Bakın bu yüzden dünün Öcalan’ı “katil” diye ilan eden, Ahmet Kaya için manşetten “şerefsiz” diyen Doğan Grubu yayın organları, şimdilerde Kürt ulusalcılarına rahmet okutacak şekilde birbirleriyle yarışa girişmiş! Bakın Kılıçdaroğlu’nun yandaşı gazetelere! Siz de en az CHP kadar BDP’nin savunucusu kesildiklerini göreceksiniz! BDP=CHP yağlanırken AK Parti’nin nasıl dağlandığını! Şimdi sormazlar mı adama, hani laikliğin bekçisi, Atatürkçü ilkelerin güvencesiydiniz? Koç’lar, Doğan’lar, BDP ile ittifak kurduktan sonra acaba nasıl bakacaksınız Atatürkçülerin yüzüne? Demek ki CHP tabanının saf Atatürk sevgisini, kendi hırs ve çıkarlarına alet ediyor, tabanlarının hassasiyetleriyle dalga geçiyorlar. Atatürk’ü asıl hiçe sayan bunlar!

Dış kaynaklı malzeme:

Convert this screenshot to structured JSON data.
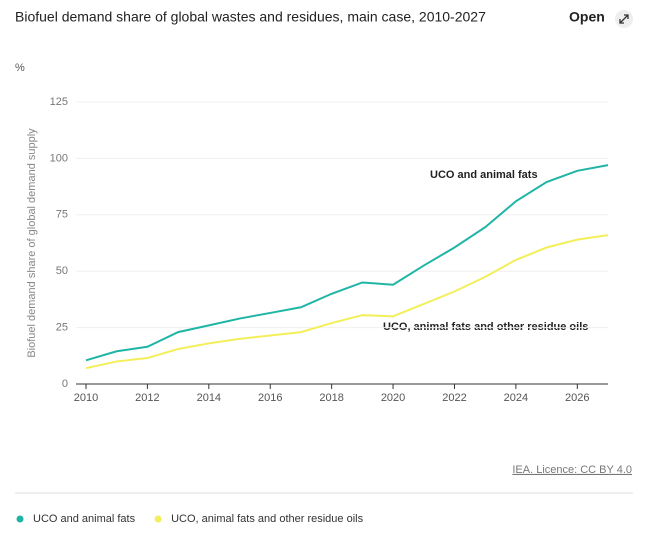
{
  "chart_data": {
    "type": "line",
    "title": "Biofuel demand share of global wastes and residues, main case, 2010-2027",
    "open_label": "Open",
    "y_unit": "%",
    "ylabel": "Biofuel demand share of global demand supply",
    "x": [
      2010,
      2011,
      2012,
      2013,
      2014,
      2015,
      2016,
      2017,
      2018,
      2019,
      2020,
      2021,
      2022,
      2023,
      2024,
      2025,
      2026,
      2027
    ],
    "series": [
      {
        "name": "UCO and animal fats",
        "color": "#1fb5a6",
        "values": [
          10.5,
          14.5,
          16.5,
          23,
          26,
          29,
          31.5,
          34,
          40,
          45,
          44,
          52.5,
          60.5,
          69.5,
          81,
          89.5,
          94.5,
          97
        ]
      },
      {
        "name": "UCO, animal fats and other residue oils",
        "color": "#f3ef5b",
        "values": [
          7,
          10,
          11.5,
          15.5,
          18,
          20,
          21.5,
          23,
          27,
          30.5,
          30,
          35.5,
          41,
          47.5,
          55,
          60.5,
          64,
          66
        ]
      }
    ],
    "annotations": [
      "UCO and animal fats",
      "UCO, animal fats and other residue oils"
    ],
    "xlim": [
      2010,
      2027
    ],
    "xticks": [
      2010,
      2012,
      2014,
      2016,
      2018,
      2020,
      2022,
      2024,
      2026
    ],
    "ylim": [
      0,
      125
    ],
    "yticks": [
      0,
      25,
      50,
      75,
      100,
      125
    ],
    "grid": true,
    "source": "IEA. Licence: CC BY 4.0"
  }
}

CHP’nin gidişatından rahatsız olan okurlara gelince... Ne diyelim... Parti lideri insanı rezil de eder, vezir de! Allah kimseyi, Kılıçdaroğlu’nun elinde itibarı yerin dibine geçen CHP’lilerin durumuna düşürmesin.

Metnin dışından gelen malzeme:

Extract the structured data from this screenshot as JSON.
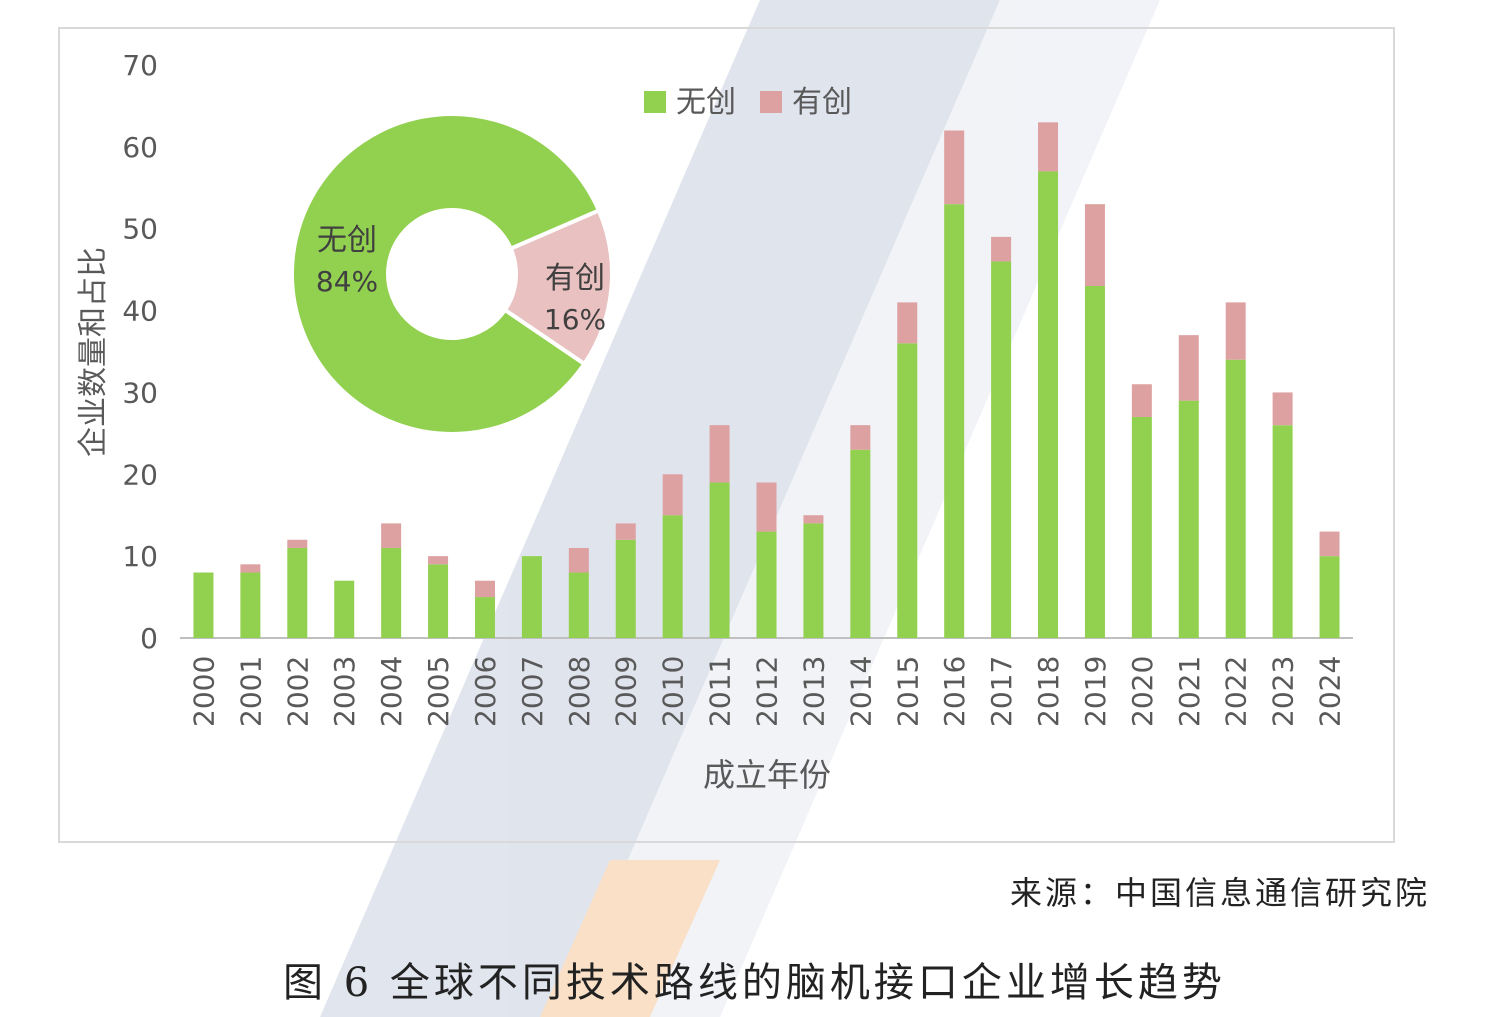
{
  "chart_data": {
    "type": "bar",
    "stacked": true,
    "xlabel": "成立年份",
    "ylabel": "企业数量和占比",
    "ylim": [
      0,
      70
    ],
    "yticks": [
      0,
      10,
      20,
      30,
      40,
      50,
      60,
      70
    ],
    "grid": false,
    "legend_position": "top-center",
    "categories": [
      "2000",
      "2001",
      "2002",
      "2003",
      "2004",
      "2005",
      "2006",
      "2007",
      "2008",
      "2009",
      "2010",
      "2011",
      "2012",
      "2013",
      "2014",
      "2015",
      "2016",
      "2017",
      "2018",
      "2019",
      "2020",
      "2021",
      "2022",
      "2023",
      "2024"
    ],
    "series": [
      {
        "name": "无创",
        "color": "#92d050",
        "values": [
          8,
          8,
          11,
          7,
          11,
          9,
          5,
          10,
          8,
          12,
          15,
          19,
          13,
          14,
          23,
          36,
          53,
          46,
          57,
          43,
          27,
          29,
          34,
          26,
          10
        ]
      },
      {
        "name": "有创",
        "color": "#dea1a2",
        "values": [
          0,
          1,
          1,
          0,
          3,
          1,
          2,
          0,
          3,
          2,
          5,
          7,
          6,
          1,
          3,
          5,
          9,
          3,
          6,
          10,
          4,
          8,
          7,
          4,
          3
        ]
      }
    ],
    "inset_pie": {
      "type": "pie",
      "slices": [
        {
          "label": "无创",
          "value_label": "84%",
          "value": 84,
          "color": "#92d050"
        },
        {
          "label": "有创",
          "value_label": "16%",
          "value": 16,
          "color": "#eac1c1"
        }
      ]
    }
  },
  "caption": {
    "source": "来源：中国信息通信研究院",
    "title": "图  6 全球不同技术路线的脑机接口企业增长趋势"
  }
}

Tayyip Erdoğan’ın dediği oldu. Kılıçdaroğlu sonunda hizaya geldi.
Epeydir kıvranmaya başlamıştı. Bana göre Cemil Çiçek bahaneleri şahane! Geri adım atmak için zaten dünden hazırdı!
Görünüşe bakılırsa vesayet rejimi emri, İstanbul sermayesinin kavliyle Kılıçdaroğlu’nun raf ömrü uzatıldı. Kılıçdaroğlu, böyle bir sonuç karşısında, kılıcını gırç diye karnına saplayıp harakiri yapmalıydı bana göre. Bu sayede kendini bu utançtan, CHP’yi de kendisinden kurtarırdı!
Aksi halde CHP’liler için psikiyatride yeni bir sendrom ortaya çıkacak! Kemaloid travmalar geçiren CHP’liler, “Benim adım Kemal!” cümlesini sayıklaya sayıklaya hastane koğuşlarını dolduracak!